We exchanged thoughts on plays but avoided comments about specific players. At one point after a particularly brutal play, Annika said Sebastian was playing like a man possessed. He knew he had to make an impression. He might need this game as evidence of his talent if things with his coach went sour.

The game was dying down. It was close—so close. Annika was biting her nails, a habit she’d worked hard to crack in freshman year. If something had to give, her nails were the least of her worries.

“They need a touchdown,” she mumbled.

“I hate this part of the game. So little time left, but still so much time to make a play. It’s too easy to win or lose a game in the dying minutes of this sport.”

Annika laughed. “That’s what makes it exciting.”

“Yeah, but why play the rest of it? Let’s just play a five-minute game instead. It would save a lot of time. It’s arbitrary, anyway.”

Annika laughed. “Have you had this conversation with Sebastian?”

My laughter burst out of me. “Oh, yeah. He thinks my theories are crazy. Sports and their rules aren’t the problems. I’m the problem.”

“Exercise and Sports Science was the worst major for you.”

“I was so dumb in freshman year.”

“Oh, shit.” Annika’s eyes were glued back to the screen.

“What?” I searched for what she’d seen.

“They’re going to have to go long. I mean, pretty freaking long. They’re falling apart a bit.”

Watching the game had been a constant push-pull for me. Sebastian needed to look good and the one person who could help him do that was also the one person I wanted to play poorly. Every time Johnny had the ball, which was a lot as the quarterback, I cringed. When he’d been sacked, I considered jumping on the bed. I’d held it together. Barely.

“What’s the rule again?”

“The ball has to have left his hand before the clock runs down.
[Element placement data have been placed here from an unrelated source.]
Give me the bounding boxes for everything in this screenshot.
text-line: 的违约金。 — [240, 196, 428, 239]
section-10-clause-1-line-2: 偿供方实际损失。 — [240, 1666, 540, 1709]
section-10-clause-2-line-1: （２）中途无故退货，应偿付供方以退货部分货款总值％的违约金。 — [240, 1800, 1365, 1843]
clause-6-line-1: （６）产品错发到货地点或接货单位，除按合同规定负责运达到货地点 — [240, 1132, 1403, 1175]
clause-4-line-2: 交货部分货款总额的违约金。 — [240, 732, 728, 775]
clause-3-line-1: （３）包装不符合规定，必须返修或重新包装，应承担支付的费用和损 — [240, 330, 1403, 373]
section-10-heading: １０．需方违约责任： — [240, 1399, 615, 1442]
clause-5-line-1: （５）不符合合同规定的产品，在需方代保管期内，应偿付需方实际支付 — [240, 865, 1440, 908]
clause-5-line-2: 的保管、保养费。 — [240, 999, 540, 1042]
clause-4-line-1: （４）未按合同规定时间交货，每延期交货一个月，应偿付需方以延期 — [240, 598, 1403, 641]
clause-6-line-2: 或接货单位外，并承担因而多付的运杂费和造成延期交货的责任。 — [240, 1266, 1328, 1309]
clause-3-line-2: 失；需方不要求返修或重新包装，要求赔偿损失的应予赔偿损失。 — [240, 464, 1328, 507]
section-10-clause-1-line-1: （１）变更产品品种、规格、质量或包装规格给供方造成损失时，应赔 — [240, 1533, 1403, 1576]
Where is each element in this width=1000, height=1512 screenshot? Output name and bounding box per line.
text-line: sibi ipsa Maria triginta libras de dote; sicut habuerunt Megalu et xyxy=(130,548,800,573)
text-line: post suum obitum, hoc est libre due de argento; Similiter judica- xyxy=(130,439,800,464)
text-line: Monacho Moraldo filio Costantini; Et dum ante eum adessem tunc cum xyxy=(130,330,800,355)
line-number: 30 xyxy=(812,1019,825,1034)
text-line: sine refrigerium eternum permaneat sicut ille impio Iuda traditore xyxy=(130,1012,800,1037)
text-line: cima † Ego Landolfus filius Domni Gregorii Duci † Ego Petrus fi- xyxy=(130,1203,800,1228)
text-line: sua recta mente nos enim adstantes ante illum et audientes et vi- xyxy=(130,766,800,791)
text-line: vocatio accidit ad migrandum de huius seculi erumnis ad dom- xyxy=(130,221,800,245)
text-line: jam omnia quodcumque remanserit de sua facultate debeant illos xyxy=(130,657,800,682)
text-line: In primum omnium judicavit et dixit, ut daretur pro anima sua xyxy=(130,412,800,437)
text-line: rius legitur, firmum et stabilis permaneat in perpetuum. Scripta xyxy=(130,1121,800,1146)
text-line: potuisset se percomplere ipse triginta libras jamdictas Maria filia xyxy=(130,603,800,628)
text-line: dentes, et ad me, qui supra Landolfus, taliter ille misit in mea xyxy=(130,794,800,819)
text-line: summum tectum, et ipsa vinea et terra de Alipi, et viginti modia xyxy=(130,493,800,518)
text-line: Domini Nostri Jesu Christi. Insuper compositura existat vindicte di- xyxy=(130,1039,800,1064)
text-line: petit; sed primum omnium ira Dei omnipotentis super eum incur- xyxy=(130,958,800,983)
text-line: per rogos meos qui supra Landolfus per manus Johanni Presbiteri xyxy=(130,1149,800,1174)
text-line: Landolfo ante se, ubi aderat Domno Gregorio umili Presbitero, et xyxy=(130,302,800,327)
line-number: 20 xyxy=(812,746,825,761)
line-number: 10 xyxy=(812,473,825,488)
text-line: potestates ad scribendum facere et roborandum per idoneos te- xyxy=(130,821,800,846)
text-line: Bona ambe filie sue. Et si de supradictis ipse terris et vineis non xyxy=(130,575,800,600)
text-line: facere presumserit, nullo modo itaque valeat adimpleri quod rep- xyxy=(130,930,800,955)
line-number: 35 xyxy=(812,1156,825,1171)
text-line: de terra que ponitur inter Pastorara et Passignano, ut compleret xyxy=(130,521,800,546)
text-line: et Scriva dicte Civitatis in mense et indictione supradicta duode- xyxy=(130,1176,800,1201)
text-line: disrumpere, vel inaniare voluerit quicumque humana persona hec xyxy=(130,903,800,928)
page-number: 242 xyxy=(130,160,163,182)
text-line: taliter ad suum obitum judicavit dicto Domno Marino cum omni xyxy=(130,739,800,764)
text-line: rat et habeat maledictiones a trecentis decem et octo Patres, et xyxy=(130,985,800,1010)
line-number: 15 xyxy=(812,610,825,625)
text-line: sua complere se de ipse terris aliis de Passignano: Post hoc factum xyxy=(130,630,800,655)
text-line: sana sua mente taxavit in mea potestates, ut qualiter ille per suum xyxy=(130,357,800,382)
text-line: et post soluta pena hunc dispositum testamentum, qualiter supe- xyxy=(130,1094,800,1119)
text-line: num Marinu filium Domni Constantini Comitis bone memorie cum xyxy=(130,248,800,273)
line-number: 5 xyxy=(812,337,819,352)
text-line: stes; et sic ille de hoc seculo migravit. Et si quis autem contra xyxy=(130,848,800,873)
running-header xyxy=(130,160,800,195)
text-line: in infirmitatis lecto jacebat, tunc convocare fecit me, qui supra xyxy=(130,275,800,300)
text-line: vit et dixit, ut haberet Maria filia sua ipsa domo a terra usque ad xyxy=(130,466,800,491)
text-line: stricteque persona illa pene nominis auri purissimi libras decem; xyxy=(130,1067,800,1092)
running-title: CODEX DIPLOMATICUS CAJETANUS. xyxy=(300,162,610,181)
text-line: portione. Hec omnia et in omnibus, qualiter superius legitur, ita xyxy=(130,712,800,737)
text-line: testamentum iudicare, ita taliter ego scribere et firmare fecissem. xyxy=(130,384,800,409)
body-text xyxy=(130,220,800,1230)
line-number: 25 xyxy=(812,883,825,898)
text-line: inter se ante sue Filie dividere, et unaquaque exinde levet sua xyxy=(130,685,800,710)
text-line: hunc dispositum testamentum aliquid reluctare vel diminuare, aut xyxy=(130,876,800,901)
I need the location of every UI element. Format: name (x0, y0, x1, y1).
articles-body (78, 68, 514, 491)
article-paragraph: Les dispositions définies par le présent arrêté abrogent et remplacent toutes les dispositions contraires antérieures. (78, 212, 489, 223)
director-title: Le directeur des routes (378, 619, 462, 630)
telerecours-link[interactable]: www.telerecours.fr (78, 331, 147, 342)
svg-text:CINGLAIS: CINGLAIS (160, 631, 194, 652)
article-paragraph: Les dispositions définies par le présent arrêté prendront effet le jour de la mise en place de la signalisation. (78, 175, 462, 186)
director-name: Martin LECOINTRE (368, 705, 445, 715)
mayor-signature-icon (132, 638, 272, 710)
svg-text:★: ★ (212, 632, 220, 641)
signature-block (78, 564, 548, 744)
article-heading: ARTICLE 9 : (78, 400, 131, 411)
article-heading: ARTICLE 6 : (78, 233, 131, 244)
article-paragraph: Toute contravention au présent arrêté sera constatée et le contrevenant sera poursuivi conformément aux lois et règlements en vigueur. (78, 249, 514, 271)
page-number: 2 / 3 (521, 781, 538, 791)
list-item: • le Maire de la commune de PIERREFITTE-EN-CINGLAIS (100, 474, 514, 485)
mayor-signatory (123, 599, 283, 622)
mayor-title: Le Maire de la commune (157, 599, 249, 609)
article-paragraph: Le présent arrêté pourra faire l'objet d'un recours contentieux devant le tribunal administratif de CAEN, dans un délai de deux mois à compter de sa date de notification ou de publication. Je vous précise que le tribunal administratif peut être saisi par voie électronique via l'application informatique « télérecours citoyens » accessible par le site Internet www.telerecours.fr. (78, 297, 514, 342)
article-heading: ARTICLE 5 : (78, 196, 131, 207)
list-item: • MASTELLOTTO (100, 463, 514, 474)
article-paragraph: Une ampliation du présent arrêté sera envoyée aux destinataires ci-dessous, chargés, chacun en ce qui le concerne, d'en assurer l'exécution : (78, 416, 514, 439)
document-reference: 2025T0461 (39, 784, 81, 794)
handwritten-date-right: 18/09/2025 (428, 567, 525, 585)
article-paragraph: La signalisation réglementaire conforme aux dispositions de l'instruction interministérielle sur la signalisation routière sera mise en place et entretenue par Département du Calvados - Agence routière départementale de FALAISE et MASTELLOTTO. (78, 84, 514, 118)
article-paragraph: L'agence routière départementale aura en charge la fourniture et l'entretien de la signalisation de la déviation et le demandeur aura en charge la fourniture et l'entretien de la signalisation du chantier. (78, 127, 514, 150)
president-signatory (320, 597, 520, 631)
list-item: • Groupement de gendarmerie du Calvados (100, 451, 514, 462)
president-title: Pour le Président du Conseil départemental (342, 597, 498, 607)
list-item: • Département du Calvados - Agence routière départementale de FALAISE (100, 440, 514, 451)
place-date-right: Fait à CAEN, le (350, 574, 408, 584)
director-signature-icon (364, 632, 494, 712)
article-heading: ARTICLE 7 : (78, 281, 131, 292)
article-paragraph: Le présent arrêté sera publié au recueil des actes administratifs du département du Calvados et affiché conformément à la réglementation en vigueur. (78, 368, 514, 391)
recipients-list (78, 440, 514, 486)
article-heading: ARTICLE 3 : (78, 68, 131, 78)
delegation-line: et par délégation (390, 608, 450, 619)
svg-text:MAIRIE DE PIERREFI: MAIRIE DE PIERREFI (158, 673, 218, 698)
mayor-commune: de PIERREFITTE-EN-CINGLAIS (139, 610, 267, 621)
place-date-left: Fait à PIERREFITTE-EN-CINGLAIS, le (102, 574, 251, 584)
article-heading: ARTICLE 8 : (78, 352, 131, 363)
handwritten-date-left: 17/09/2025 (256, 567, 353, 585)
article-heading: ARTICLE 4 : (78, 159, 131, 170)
Then the play goes until it’s done.”

I checked the score. This either worked or they’d lose. Taking a deep breath, I released it. No part of me wanted Johnny to have this moment. Victory in any sense shouldn’t be his. But Sebastian had played his heart out today. For him to lose felt wrong too.

I wished I could grab the camera and focus it on Sebastian. Gluing my eyes to him, I blocked out everything else on the field. They zoomed in on Johnny as he released the ball. I hopped off Annika’s bed and started pacing.

“Where’s it going?” I couldn’t watch.

“Sebastian, I think. It’s still in the air.”

“God, that’s a long throw.”

“I told you.” She sat up straighter, the laptop bouncing on the bed. “He caught it. Sebastian caught it. Oh, shit. Nat, you need to watch this.”

I leaned across the bed, my eyes glued on Sebastian as he danced his way around the last player and into the end zone. Relief flooded me. He’d done it. Sebastian was swarmed on the field, and I pushed off the bed to jump around the room. Taking a deep breath, I stopped jumping and snapped Annika’s laptop closed.

“Hey! They’ll interview Sebastian.” She started to open it again.

I put my hand on hers to still it. “They’ll interview lots of people. We don’t need that. I’ll catch Sebastian’s on YouTube later. He’ll understand.”

Annika gave a curt nod and put her laptop on the floor beside the bed. “Are you driving back tonight?”

“I have class in the morning.”

“I haven’t left the house in weeks. Can we go get a coffee somewhere before you leave?”

“You bet.” My heart was light. I couldn’t wait to talk to Sebastian. Nothing could ruin my good mood.